The emotional toll of chasing size

Here’s something that doesn’t get discussed enough: the pursuit of a bigger penis can itself become a source of damage. Men who spend months or years trying products, techniques, and devices — and failing each time — develop a deepening sense of inadequacy and shame. Each failed attempt reinforces the belief that something is fundamentally wrong with them.

If you recognize this pattern in yourself, consider talking to a mental health professional. Body dysmorphia related to penis size (sometimes called “small penis anxiety” or penile dysmorphic disorder) is a recognized condition, and it responds well to therapy. The problem isn’t your body — it’s the relationship between your body and your expectations.

If this shame ever becomes overwhelming — if you find yourself feeling hopeless or having thoughts of harming yourself — please reach out for help now rather than carrying it alone.
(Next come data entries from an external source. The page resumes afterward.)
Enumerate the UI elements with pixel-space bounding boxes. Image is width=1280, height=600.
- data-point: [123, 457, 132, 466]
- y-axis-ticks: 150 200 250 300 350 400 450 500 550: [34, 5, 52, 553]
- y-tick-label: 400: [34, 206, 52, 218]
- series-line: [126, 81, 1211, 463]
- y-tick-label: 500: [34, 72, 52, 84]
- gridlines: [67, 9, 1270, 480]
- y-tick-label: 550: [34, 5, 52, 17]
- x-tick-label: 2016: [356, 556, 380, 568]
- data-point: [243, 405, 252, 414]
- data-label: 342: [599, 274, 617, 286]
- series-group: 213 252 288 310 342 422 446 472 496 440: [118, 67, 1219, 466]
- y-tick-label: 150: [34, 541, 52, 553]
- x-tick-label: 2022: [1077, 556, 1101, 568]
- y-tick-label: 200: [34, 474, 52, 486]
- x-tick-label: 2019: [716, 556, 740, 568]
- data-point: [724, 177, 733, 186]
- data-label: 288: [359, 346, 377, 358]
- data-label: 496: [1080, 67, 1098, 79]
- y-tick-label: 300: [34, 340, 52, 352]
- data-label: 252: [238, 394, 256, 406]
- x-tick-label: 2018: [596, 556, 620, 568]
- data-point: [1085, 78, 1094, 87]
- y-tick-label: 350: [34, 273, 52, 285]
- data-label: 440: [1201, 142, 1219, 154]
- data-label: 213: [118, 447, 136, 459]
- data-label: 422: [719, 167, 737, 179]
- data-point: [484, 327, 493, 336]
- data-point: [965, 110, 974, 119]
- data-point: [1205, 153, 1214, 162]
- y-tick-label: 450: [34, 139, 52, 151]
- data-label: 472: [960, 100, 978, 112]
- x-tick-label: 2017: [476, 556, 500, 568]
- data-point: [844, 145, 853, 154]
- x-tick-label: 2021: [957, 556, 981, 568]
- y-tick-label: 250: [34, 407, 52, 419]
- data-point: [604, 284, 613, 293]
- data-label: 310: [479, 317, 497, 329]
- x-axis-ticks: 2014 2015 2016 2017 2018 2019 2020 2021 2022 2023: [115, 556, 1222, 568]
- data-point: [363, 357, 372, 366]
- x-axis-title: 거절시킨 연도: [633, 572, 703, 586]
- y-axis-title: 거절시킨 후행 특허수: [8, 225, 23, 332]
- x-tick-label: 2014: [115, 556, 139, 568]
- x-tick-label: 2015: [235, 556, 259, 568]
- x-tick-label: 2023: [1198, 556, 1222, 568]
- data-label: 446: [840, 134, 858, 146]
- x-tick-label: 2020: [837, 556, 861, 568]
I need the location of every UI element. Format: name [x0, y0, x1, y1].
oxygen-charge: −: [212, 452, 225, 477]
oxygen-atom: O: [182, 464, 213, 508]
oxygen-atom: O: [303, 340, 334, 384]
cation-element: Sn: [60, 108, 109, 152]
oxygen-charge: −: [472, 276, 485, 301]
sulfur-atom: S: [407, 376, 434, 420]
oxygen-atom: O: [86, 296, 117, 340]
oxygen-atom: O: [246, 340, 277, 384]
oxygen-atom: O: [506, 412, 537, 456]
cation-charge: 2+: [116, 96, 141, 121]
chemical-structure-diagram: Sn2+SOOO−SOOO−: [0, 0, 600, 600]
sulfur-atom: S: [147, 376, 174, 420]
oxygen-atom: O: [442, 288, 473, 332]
In India you can call the government’s Tele MANAS mental health helpline on 14416 (toll-free, 24x7). This is far more common than you think, and it is treatable.

Save your money

There is no safe, proven way to increase penis size. Every product claiming otherwise — every oil, pill, device, and exercise — is either ineffective, dangerous, or both. The industry selling these products depends entirely on your shame and your silence.

Your penis is almost certainly within the normal range. And even if it’s on the smaller end of that range, your ability to be a good sexual partner has very little to do with your measurements and everything to do with your willingness to learn, communicate, and connect.

If a genuine concern remains, the right person to see is a registered urologist or andrologist — not a roadside “sexologist”, a clinic advertising on a wall, or a seller in your DMs. A qualified doctor will measure properly, rule out anything real, and tell you the truth for far less than the scams cost you. Government and public hospitals offer this care too, so cost is not a reason to stay stuck with the quacks.

Save your money. Stop punishing yourself. You’re fine.